Needless to say, I couldn't go without picking up the brand new 25th-Anniversary edition of the Back To The Future trilogy on DVD. I can't wait to see all the deleted scenes and new bonus features they've packed into this set, not the least of which is, finally, long-rumored actual footage of Eric Stoltz in the role of Marty. And of course there's the neatest extra of all -- here's my geekiness shining through again -- digital copies of all three movies, which I can load onto my iPod if I want to! It's full circle in a way ... I have to wonder what my younger self, armed with mere cassettes of only the movie's sound, would think if he could have in the palm of his hand full-color video and stereo sound of not just the first movie, but of many others, not to mention hundreds of albums of music!?!

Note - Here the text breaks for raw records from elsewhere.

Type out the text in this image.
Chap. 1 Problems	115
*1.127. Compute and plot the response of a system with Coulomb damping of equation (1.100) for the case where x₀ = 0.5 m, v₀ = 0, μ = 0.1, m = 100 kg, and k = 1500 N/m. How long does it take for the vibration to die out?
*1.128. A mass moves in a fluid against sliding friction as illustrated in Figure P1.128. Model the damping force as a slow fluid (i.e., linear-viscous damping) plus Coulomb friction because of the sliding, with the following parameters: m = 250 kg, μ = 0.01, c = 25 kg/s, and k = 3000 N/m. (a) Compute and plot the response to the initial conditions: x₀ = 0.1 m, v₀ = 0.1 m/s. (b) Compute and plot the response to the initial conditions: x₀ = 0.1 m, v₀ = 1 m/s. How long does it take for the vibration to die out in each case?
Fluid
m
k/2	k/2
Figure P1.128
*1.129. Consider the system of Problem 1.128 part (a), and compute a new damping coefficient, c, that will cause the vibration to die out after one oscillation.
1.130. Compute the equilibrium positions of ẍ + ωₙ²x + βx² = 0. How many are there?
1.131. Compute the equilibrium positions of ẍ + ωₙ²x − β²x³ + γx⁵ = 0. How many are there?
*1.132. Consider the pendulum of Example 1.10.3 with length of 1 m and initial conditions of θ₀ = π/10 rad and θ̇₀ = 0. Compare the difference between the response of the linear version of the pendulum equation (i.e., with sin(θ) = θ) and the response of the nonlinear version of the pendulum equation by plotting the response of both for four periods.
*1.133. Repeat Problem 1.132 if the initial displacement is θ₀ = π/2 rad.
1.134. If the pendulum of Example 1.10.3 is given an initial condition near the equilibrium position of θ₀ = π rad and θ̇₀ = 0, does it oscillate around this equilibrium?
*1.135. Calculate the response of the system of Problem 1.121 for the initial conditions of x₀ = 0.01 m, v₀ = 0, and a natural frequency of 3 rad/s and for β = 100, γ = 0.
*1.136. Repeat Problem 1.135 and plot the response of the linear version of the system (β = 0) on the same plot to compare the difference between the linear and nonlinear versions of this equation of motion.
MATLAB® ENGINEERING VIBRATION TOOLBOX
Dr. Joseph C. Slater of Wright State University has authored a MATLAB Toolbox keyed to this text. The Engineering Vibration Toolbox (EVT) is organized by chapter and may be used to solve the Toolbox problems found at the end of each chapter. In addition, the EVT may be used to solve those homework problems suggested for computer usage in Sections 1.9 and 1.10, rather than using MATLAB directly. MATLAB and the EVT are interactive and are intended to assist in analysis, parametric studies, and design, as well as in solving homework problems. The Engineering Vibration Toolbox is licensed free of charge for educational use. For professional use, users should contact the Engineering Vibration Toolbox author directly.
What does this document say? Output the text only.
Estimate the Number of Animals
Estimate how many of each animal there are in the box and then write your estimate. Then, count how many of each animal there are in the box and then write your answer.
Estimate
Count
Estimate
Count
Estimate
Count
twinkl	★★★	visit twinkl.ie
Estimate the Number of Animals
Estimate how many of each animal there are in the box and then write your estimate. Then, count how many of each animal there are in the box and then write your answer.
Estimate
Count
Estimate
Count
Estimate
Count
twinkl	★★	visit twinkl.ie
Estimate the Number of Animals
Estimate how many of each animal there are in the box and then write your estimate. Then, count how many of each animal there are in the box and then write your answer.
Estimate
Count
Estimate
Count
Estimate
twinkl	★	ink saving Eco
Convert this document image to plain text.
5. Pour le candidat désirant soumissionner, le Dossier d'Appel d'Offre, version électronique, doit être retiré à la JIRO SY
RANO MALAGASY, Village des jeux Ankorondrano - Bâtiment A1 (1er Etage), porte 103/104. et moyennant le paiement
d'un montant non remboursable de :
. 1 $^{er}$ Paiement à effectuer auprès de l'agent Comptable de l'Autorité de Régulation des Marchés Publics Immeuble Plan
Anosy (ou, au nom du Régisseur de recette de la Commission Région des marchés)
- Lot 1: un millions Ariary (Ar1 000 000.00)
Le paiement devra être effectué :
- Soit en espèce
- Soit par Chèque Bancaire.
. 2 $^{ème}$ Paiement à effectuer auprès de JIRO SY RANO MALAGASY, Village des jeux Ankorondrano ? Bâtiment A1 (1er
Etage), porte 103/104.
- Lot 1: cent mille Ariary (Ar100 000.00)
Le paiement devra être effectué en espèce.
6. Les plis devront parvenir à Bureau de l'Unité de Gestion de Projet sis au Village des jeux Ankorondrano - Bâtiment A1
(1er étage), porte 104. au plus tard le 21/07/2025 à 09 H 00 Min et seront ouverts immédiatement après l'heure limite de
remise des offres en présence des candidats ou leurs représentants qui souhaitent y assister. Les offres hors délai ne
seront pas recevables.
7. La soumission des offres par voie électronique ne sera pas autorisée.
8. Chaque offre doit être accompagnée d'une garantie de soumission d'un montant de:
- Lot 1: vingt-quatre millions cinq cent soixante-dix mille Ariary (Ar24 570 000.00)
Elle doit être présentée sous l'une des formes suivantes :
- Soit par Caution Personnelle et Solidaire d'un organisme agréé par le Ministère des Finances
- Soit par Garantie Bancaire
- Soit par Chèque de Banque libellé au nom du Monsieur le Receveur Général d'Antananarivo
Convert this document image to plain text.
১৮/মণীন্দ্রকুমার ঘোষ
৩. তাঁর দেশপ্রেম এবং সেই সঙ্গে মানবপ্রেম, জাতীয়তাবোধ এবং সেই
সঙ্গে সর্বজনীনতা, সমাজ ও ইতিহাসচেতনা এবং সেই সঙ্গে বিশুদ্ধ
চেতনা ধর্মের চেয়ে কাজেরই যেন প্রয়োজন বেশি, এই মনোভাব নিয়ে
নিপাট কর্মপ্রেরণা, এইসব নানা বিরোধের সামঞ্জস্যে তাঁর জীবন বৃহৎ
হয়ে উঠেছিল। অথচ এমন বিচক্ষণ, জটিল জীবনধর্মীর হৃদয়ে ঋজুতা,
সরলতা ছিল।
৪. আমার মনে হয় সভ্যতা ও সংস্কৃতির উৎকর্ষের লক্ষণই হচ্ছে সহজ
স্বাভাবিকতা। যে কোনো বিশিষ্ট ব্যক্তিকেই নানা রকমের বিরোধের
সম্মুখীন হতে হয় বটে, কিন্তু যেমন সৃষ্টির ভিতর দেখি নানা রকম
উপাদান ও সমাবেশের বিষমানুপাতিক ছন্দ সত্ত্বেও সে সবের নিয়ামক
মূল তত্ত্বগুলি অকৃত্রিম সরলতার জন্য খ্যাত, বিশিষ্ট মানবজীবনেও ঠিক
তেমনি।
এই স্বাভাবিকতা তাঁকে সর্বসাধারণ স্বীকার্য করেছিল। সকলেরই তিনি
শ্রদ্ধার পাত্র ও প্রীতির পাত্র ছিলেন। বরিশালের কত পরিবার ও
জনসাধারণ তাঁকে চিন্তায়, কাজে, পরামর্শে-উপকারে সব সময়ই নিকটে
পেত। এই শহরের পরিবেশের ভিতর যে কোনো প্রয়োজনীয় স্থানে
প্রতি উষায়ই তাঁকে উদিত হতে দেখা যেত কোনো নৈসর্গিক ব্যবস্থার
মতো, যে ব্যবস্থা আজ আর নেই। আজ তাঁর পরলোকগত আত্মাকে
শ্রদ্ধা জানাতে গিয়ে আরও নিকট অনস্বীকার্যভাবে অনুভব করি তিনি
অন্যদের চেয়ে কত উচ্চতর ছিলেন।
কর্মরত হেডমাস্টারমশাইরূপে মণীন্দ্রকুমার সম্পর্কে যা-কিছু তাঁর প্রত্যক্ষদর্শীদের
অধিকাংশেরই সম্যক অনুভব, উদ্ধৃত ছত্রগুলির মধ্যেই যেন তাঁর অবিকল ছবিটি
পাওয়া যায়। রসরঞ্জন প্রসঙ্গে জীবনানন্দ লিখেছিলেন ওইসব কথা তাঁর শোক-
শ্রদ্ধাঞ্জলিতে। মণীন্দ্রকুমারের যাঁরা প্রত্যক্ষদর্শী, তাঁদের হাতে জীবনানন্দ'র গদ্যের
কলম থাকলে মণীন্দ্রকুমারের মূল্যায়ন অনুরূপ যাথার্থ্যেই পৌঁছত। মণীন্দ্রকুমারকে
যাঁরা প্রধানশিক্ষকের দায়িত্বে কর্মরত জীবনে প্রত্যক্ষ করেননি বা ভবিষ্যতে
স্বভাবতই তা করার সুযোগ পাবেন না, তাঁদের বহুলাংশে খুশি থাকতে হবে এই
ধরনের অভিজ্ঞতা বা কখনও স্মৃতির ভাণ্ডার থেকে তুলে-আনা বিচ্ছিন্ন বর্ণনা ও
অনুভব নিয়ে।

Anyway, back to the topic at hand. This was a groundbreaking movie series in a number of ways, one of which being that it was the first one for which more than one sequel was filmed back-to-back (The Matrix is the most noteworthy other example), and it was also one of the first -- and certainly the first with such broad appeal -- to successfully integrate science-fiction with comedy to such an extent that the movie can fit neatly into either genre; Ghostbusters, Innerspace, and Men In Black picked up on the idea and ran with it. Part II definitely laid on the sci-fi a bit more strongly, what with its frequent and potentially confusing references to paradoxes and hopscotching between time periods, and Part III was an almost completely different movie altogether, with a decidedly Western feel and an almost fully self-contained story (not to mention a supporting role by the always enjoyable Mary Steenburgen).

But then, I'm probably not telling you anything you don't already know about the best time-travel movie ever made. Suffice to say I love each and every chapter of the adventures of Marty and Doc, I'll probably sit down and watch the first of the three tonight ... and I'm very soon going to secure my digital copies, too!